TUNIS, Tunisia – She might be one of Tunisia’s most prominent bloggers, but Lina Ben Mhenni’s ability to participate in the Third Arab Bloggers’ Meeting has been hindered by her fame after being favoured as one of the leading contenders for the Nobel Peace Prize.

While the nominees of what is one of the world’s most prestigious awards are traditionally kept secret, experts have included the 27-year-old in their lists of people believed to be at the top.

“It was a total surprise, a very nice surprise,” Ben Mhenni, who heard about the nomination on Twitter, told Al Jazeera in an interview on the eve of the announcement of the coveted prize.

Despite all the buzz, back in Tunis, as the four-day bloggers conference came to a close on Thursday, Ben Mhenni managed to slip in to join her fellow cyberscribes.

An attempt to participate in the meeting on Wednesday led to a media scrum, but she was able to attend the closing session, sitting crossed-legged on the floor at the back of the room.
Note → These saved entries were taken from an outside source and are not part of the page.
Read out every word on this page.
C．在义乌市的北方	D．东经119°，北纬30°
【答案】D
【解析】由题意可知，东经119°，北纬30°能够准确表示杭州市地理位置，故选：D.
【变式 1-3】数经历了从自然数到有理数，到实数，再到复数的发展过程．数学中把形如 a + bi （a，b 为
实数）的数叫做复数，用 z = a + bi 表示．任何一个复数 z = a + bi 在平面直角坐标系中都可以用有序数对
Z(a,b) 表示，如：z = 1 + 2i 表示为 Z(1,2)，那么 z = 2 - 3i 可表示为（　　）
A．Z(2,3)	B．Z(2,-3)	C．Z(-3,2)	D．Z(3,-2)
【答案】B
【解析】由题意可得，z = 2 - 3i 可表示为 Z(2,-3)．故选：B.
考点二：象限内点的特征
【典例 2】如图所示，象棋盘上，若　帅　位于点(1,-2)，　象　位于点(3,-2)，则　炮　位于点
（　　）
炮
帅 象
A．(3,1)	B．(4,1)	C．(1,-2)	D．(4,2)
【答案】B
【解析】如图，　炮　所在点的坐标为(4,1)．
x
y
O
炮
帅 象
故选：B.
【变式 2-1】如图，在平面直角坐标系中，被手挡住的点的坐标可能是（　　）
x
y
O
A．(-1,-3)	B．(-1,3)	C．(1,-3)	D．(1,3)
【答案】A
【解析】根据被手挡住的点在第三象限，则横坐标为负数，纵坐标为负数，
On top of the media attention, news of the young woman’s possible nomination has aroused an outcry, particularly on social media, from Tunisians attacking her for the attention she is receiving from the outside world.

“As a Tunisian citizen, I demand that you prove to me when and how you defended the dignity of poor Tunisians or any other noble human value,” Habiba Mabrouki commented on Ben Mhenni’s Facebook page.

Here amongst other bloggers, however, Ben Mhenni still feels at home, she said.

“Other bloggers are not the ones criticising me,” she said.

“There’s still solidarity between us, even if we have all taken different paths since.”

The pressure was so much in recent days that her father, Sadok, confiscated her computer and her car key, she laughed.

“This is Lina’s dad stating that she is not able to reply to requests, and asking everyone to excuse us,” he wrote on her Facebook page and Twitter account on Wednesday.

Flurry of initiations

She agrees that she is exhausted by the flurry of initiations to speak at conferences across the globe that have followed the Tunisian uprising (a recent blog entry was titled “Rest, rest, rest”).

On Friday, she is flying to France to promote her book at a literary fair. Tunisian Girl: A Blogger for an Arab Spring is a collection of entries from her trilingual blog– French, Arabic and English – “A Tunisian Girl”.

“Some people have emailed me to say that they really enjoyed my book, and some French teachers have contacted me to say they want to use it in their teaching,” she said.

Her writing was one of a handful of firsthand sources of the uprising coming from inside the country at a time when foreign journalists were banned from entering and the national media was a tool of the government.

In early January, she travelled to Sidi Bouzid, and was the only blogger in Regueb and Kasserine when the security forces massacred people there. Her accounts and photographs of the dead and injured ensured that other Tunisian activists and international media knew what was happening in the centre of the country during the most violent days of the uprising.

The blogger is one of the few Tunisian cyberactivists who blogged and tweeted under her real name while former President Zine El Abidine Ben Ali was still in power.